As pálpebras permaneciam pregadas pesadamente, foi a primeira coisa que notou em sua tentativa de despertar de qualquer pesadelo que a tivesse invadindo naquele exato momento. A tentativa foi um fiasco, os olhos não queriam submergir até a claridade, não ainda.
Manteve a calma, suspirou enquanto abstraía para si o ambiente em que estava. Sentiu um cheiro forte de álcool misturado a desinfetante, aquele cheiro era inconfundível, e ela o odiava. O desespero lhe invadiu, ouvia os *bips* cada vez mais acelerado. Hospital.
Forçou-se a abrir as pálpebras teimosas, e com demasiada dificuldade o fez. Olhou em volta, certificando-se de que realmente estava em um quarto hospitalar. Aquelas cores que eles achavam sugerir calmaria, na realidade a causava repulsa.
Tentou erguer o corpo, mas as forças lhe esvaíram, sentia-se completamente sedada.
Sair dali foi o seu primeiro pensamento, mas agora queria saber o motivo que a levou àquele lugar. Fechou os olhos tentando ligar-se à sua memória. E então um turbilhão desgovernado lhe envolveu. Sentiu-se tonta, queria regurgitar tudo aquilo.
A música Epitáfio estava sendo derramada em seu ouvido enquanto ela corria pela calçada. Não ouviu o barulho de freios falhos. Quando viu as luzes, já estavam muito próximas. Fora mergulhada em escuridão. Atropelada.
“O acaso vai me proteger enquanto eu andar distraído”, que ironia. – pensou lembrando a letra da música que ouvia naquela noite. Olhou para os braços que sustentavam as malditas agulhas, e tentou mover as pernas. As pernas.
Um sopro gelado lhe envolveu, ouviu uma canção de ninar entoada pelo medo que agora segurava a sua a mão gentilmente. O não sentir das pernas a fez pensar na morte, porque ela preferiria a companheira vestida por seu manto mórbido ao não sentir.
As mãos jogaram o lençol verde claro no chão, os olhos empoçados encararam os membros imóveis. Sentiu o filete pesado cortar o rosto. As lágrimas brotavam e desciam ritmadas aos gritos daquela que não sentia as próprias pernas.
O quarto onde só se ouvia o micro barulho dos aparelhos, agora estava agitado. Enfermeiras adentraram o lugar, a mulher permanecia gritando, até sentir o corpo entorpecer-se como conseqüência do novo sedativo.

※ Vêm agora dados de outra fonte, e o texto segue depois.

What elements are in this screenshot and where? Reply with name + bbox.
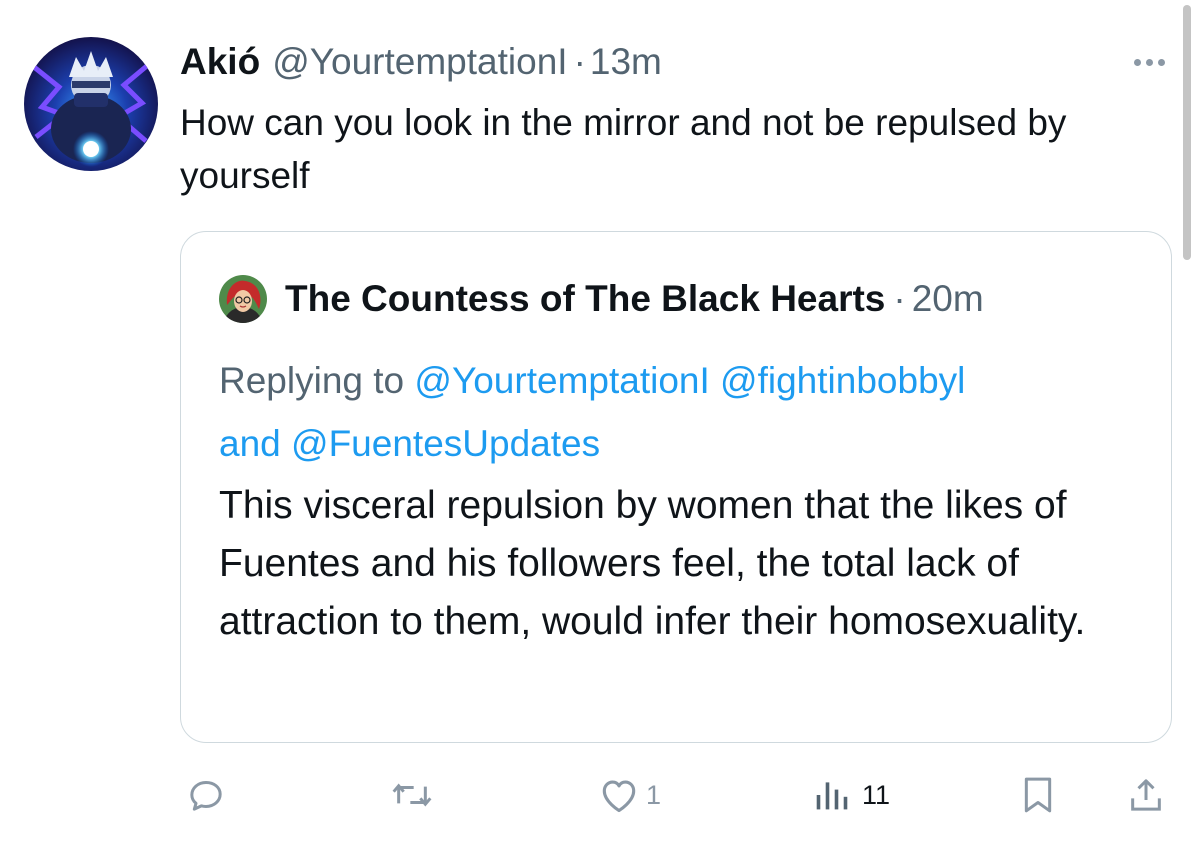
mention-link[interactable]: @fightinbobbyl <box>720 360 965 401</box>
author-name[interactable]: Akió <box>180 38 260 86</box>
share-icon <box>1131 779 1161 811</box>
mention-link[interactable]: @YourtemptationI <box>414 360 709 401</box>
tweet-timestamp[interactable]: 13m <box>590 38 662 86</box>
bookmark-icon <box>1024 777 1052 813</box>
scrollbar[interactable] <box>1183 5 1191 260</box>
reply-icon <box>190 781 222 811</box>
and-word: and <box>219 423 281 464</box>
author-avatar[interactable] <box>24 37 158 171</box>
like-count: 1 <box>646 779 662 810</box>
bookmark-button[interactable] <box>1020 765 1056 825</box>
quoted-tweet-text: This visceral repulsion by women that th… <box>219 484 1086 643</box>
quoted-author-avatar[interactable] <box>219 275 267 323</box>
heart-icon <box>602 780 636 813</box>
more-dots-icon[interactable] <box>1124 50 1174 74</box>
cartoon-woman-avatar-icon <box>219 275 267 323</box>
anime-character-avatar-icon <box>24 37 158 171</box>
quoted-author-name[interactable]: The Countess of The Black Hearts <box>285 278 885 320</box>
views-button[interactable]: 11 <box>814 765 890 825</box>
tweet-text: How can you look in the mirror and not b… <box>180 102 1067 196</box>
views-count: 11 <box>862 779 891 810</box>
quoted-tweet[interactable]: The Countess of The Black Hearts · 20m R… <box>180 231 1172 743</box>
views-icon <box>816 782 848 810</box>
tweet-header: Akió @YourtemptationI · 13m <box>180 38 662 86</box>
retweet-icon <box>392 783 432 807</box>
like-button[interactable]: 1 <box>598 765 661 825</box>
quoted-tweet-header: The Countess of The Black Hearts · 20m <box>219 275 984 323</box>
replying-to-line: Replying to @YourtemptationI @fightinbob… <box>219 349 1149 475</box>
reply-button[interactable] <box>186 765 226 825</box>
share-button[interactable] <box>1126 765 1166 825</box>
quoted-timestamp[interactable]: 20m <box>912 278 984 320</box>
quoted-separator-dot: · <box>893 278 906 319</box>
replying-to-label: Replying to <box>219 360 405 401</box>
mention-link[interactable]: @FuentesUpdates <box>291 423 600 464</box>
author-handle[interactable]: @YourtemptationI <box>272 38 567 86</box>
retweet-button[interactable] <box>390 765 434 825</box>
tweet-action-bar: 1 11 <box>0 765 1200 825</box>
separator-dot: · <box>573 41 586 82</box>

Na porta do quarto uma figura masculina se jogava ao chão, colocou as costas no piso branco e pediu para que o deixassem lá. O fizeram. E o piso fora empoçado pela dor da impotência do outro. Ele sabia que aquilo significaria o fim para ela. E ele nada podia fazer.
A mulher se aproximou da consciência depois de algumas horas, e tudo voltou em uma velocidade ainda mais enjoativa. Dessa vez o vômito cobriu o piso. Ela encarou o homem que dormia na poltrona ao lado. E as lágrimas voltaram mais acesas do que antes. Os gritos foram engolidos, porque agora ela tomava a realidade em goles pesados e ferinos. O homem mexeu-se na poltrona, abriu os olhos que abrigavam olheiras profundas. Caminhou até a mulher, porque ela jamais poderia fazer isso. Suas mãos foram enlaçadas. As lágrimas de ambos entornaram em silêncio.
Superaremos essa juntos. Como sempre fizemos. – A voz dele soou deficiente. Mas ela a entendeu. E as lágrimas vieram mais rígidas e pesadas. Não quis dizer mais nada, porque não havia mais nada a ser dito. Na saúde e na doença. – disse ele beijando-a na testa. E ela deixou que as pálpebras caíssem, e dessa vez seriam bem vindas. Entorpeceu-se em seu sono pesado, e naquela noite sombria ela sonhou que andava, apenas sonhou.